British price comparison website Foundem's chief executive said it was confident EU antitrust regulators will launch a formal probe into Google's business practices based on its complaint.
The European Commission said last month it was looking into complaints from three companies which Google identified as Foundem, French legal search engine ejustice.fr and Microsoft-owned German price comparison site Ciao.
The Commission, which has the task of ensuring that companies do not abuse any dominant position in the 27-member community, can fine firms up to 10 percent of their revenues for violations.
We are confident the Commission will start a formal investigation. We have a strong case of penalties (imposed by Google against Foundem), Shivaun Raff, Foundem's chief executive and co-founder, told Reuters in an interview.
There are other companies being penalized. Hopefully our case will encourage them to come forward, she said.
Raff said the world's largest search engine imposed discriminatory penalties on Foundem that lasted three and a half years, and which led to the demotion of the site in Google's search results.

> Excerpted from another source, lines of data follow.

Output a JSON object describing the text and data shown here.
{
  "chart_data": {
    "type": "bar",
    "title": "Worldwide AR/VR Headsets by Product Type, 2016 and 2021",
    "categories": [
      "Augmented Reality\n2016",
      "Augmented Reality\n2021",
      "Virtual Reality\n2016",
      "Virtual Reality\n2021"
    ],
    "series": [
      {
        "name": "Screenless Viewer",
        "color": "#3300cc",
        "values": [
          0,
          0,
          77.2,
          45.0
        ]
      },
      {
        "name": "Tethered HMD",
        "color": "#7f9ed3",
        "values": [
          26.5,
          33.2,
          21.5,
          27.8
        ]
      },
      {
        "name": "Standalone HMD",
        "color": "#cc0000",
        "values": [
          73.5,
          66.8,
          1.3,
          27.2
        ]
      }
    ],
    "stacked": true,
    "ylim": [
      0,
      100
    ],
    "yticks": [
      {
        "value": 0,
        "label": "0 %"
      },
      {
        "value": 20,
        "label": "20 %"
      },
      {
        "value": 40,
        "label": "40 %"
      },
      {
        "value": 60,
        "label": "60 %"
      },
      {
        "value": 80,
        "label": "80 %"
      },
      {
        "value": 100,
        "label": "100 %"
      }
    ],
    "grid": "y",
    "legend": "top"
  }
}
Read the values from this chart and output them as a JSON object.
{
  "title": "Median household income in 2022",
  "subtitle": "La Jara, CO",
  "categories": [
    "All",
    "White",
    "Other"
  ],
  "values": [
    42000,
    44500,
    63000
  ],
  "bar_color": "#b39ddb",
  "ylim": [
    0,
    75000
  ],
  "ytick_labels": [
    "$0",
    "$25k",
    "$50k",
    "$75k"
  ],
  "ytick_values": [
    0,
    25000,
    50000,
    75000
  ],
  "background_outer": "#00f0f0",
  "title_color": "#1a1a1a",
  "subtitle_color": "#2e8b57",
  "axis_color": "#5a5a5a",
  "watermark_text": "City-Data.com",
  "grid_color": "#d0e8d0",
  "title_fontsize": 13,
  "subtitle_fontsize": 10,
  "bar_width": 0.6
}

What we are asking for is more transparency about the criteria and rationale for penalties and for Google to introduce a more effective, transparent appeals process, Raff said.
Google granted Foundem immunity from its search penalty in December last year.
Adam Raff, Foundem's chief technology officer and co-founder, said regulators should also look into Google's expansion into other markets.
Google is leveraging its dominance in search to move into other markets. We call this bundling, he said. He also dismissed speculation that the company, which is being assisted by Microsoft-sponsored lobbying group ICOMP in its complaint, was acting for the U.S. software company.
Foundem has never received any money from Microsoft and the U.S. software company is not a shareholder, Raff said.